A Possession with Intent to Deliver (PWID) charge in Pennsylvania is a felony. The penalties vary based on the type of the controlled substance and the amount or weight of the substance. Other factors include the proximity to a school zone and possession or proximity of a weapon to the drugs. Mandatory minimum sentences may also apply. Therefore, it is important for a person who is arrested and charged with a Possession with Intent to Deliver take immediate action.
In Pennsylvania, PWID is defined, in part, as the manufacture, delivery or possession with intent to manufacture or deliver drugs. PA criminal lawyers who routinely represent individuals charged with drug crimes often see PWID charges when a significant amount of the drug is found on the individual; the individual’s phone is seized and searched which may contain references to a drug deal; or items such as a scale, baggies or balloons are found near the drugs.
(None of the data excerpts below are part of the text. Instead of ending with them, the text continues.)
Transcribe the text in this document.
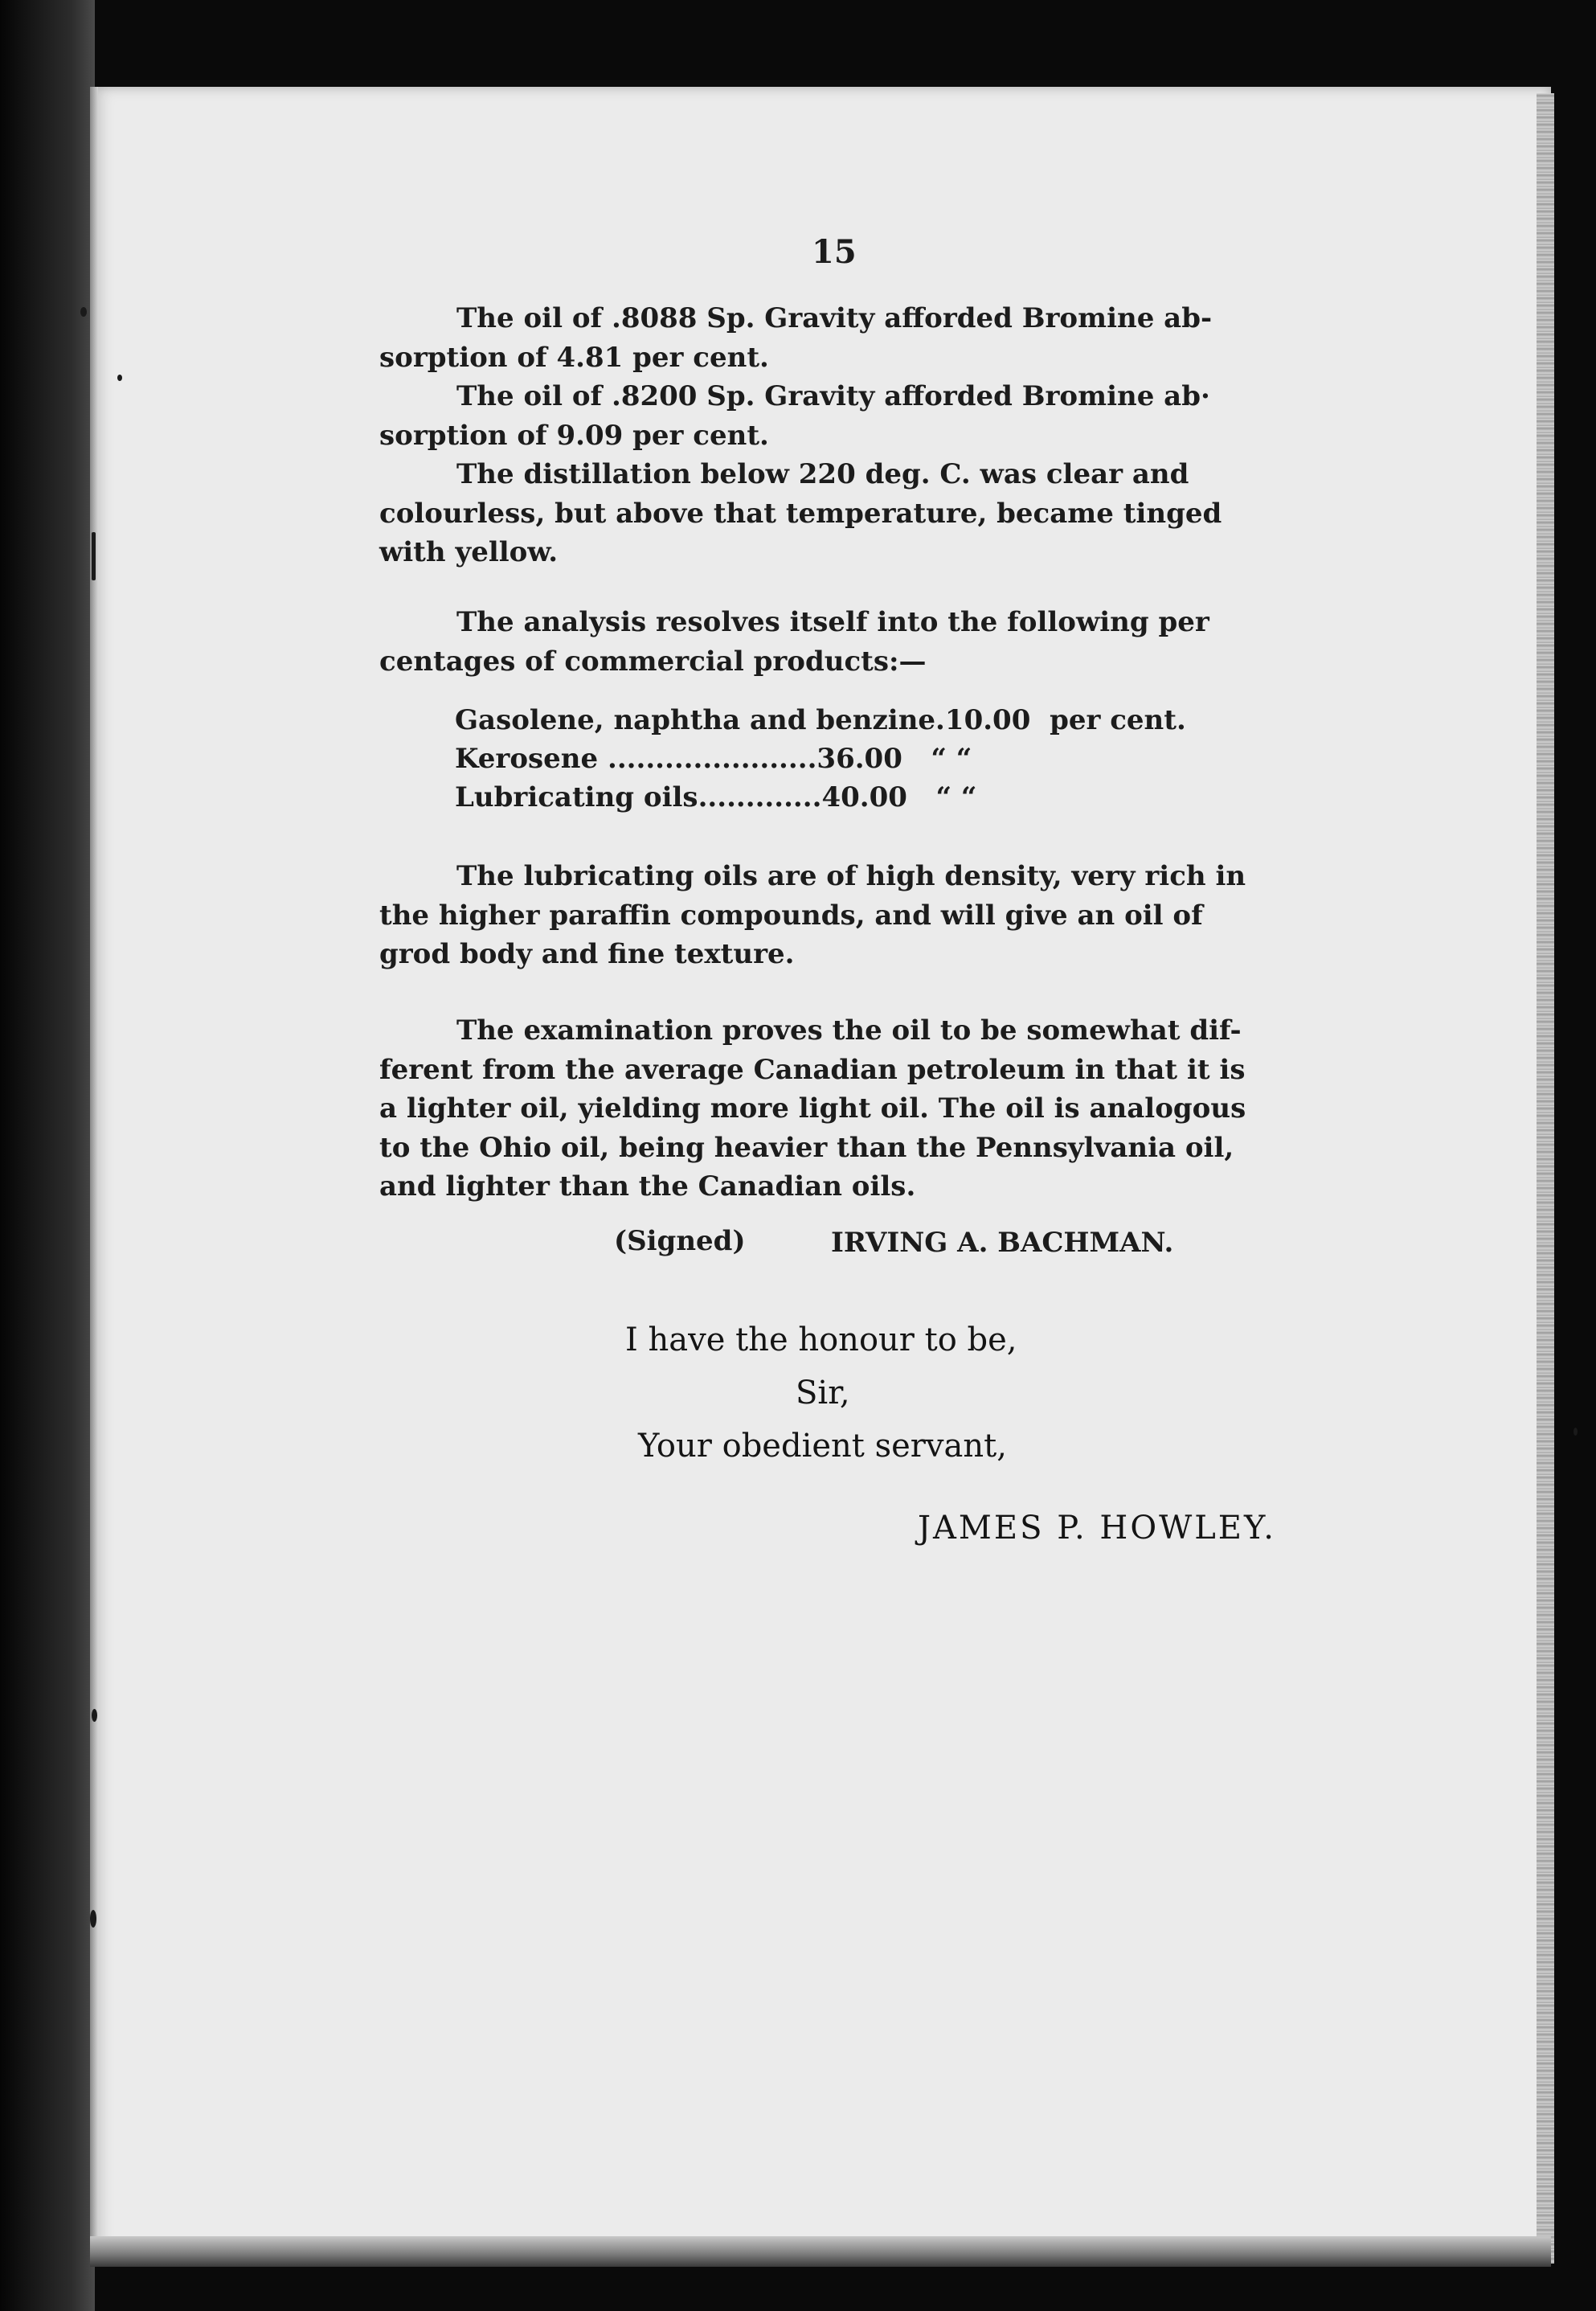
15
The oil of .8088 Sp. Gravity afforded Bromine ab-
sorption of 4.81 per cent.
The oil of .8200 Sp. Gravity afforded Bromine ab·
sorption of 9.09 per cent.
The distillation below 220 deg. C. was clear and
colourless, but above that temperature, became tinged
with yellow.
The analysis resolves itself into the following per
centages of commercial products:—
Gasolene, naphtha and benzine.10.00 per cent.
Kerosene ......................36.00 “ “
Lubricating oils.............40.00 “ “
The lubricating oils are of high density, very rich in
the higher paraffin compounds, and will give an oil of
grod body and fine texture.
The examination proves the oil to be somewhat dif-
ferent from the average Canadian petroleum in that it is
a lighter oil, yielding more light oil. The oil is analogous
to the Ohio oil, being heavier than the Pennsylvania oil,
and lighter than the Canadian oils.
(Signed)	IRVING A. BACHMAN.
I have the honour to be,
Sir,
Your obedient servant,
JAMES P. HOWLEY.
If any or all of these circumstances are present, then the circumstantial evidence often causes the police to charge the individual with PWID instead of or in addition to the less serious charge of possession of a controlled substance.
PA criminal attorneys know that the biggest difference between PWID and possession of a controlled substance is whether the police and the Commonwealth believe that the drugs are for more than just personal use. Individuals charged with PWID should immediately consult with and hire a criminal attorney. The attorney may be able to suppress evidence that would tip the scales towards the PWID conviction instead of a conviction on possession alone. For example, if an individual has 3 grams of cocaine and his phone is searched and the text messages contain references to selling cocaine, the Commonwealth may feel that it has enough evidence to prove PWID. If an attorney can prevent the introduction of the text messages into evidence through a successful suppression motion, then the Commonwealth may not believe their case is strong enough to prove PWID since the evidence would only include 3 grams of cocaine, which any reasonable person could believe is for personal use.
A criminal attorney can also negotiate a plea based on the strength of the evidence. Suppose an individual was arrested with 9 grams of cocaine. Would a reasonable person now believe that an individual with 9 grams of cocaine intended to use it for himself/herself? Or is it more reasonable to believe that the quantity suggests that the individual was going to sell it? A good attorney would want to know other facts and circumstances that would suggest a PWID such as whether baggies were found with the cocaine or a scale that would suggest the individual was going to sell it. Was the cocaine all in one bag that would suggest personal use or was it broken up into many bags suggesting a sale? Good attorneys can pick up on these factors and when the factors do not add up to likelihood of a PWID conviction, the attorney can negotiate a plea of a lesser charge.
As with any arrest, individuals should hire an attorney right away. Police are often really nice and say things to get the individual to volunteer information which can later be used against them. In other instances, the police will try to strike a deal. The offer might be a reduced charge in exchange for the individual setting up a buy with his or her dealer. Playing the role of a confidential informant is dangerous and there are other ways that a lawyer can help get the individual a good deal without subjecting the individual to retaliation from an angry dealer.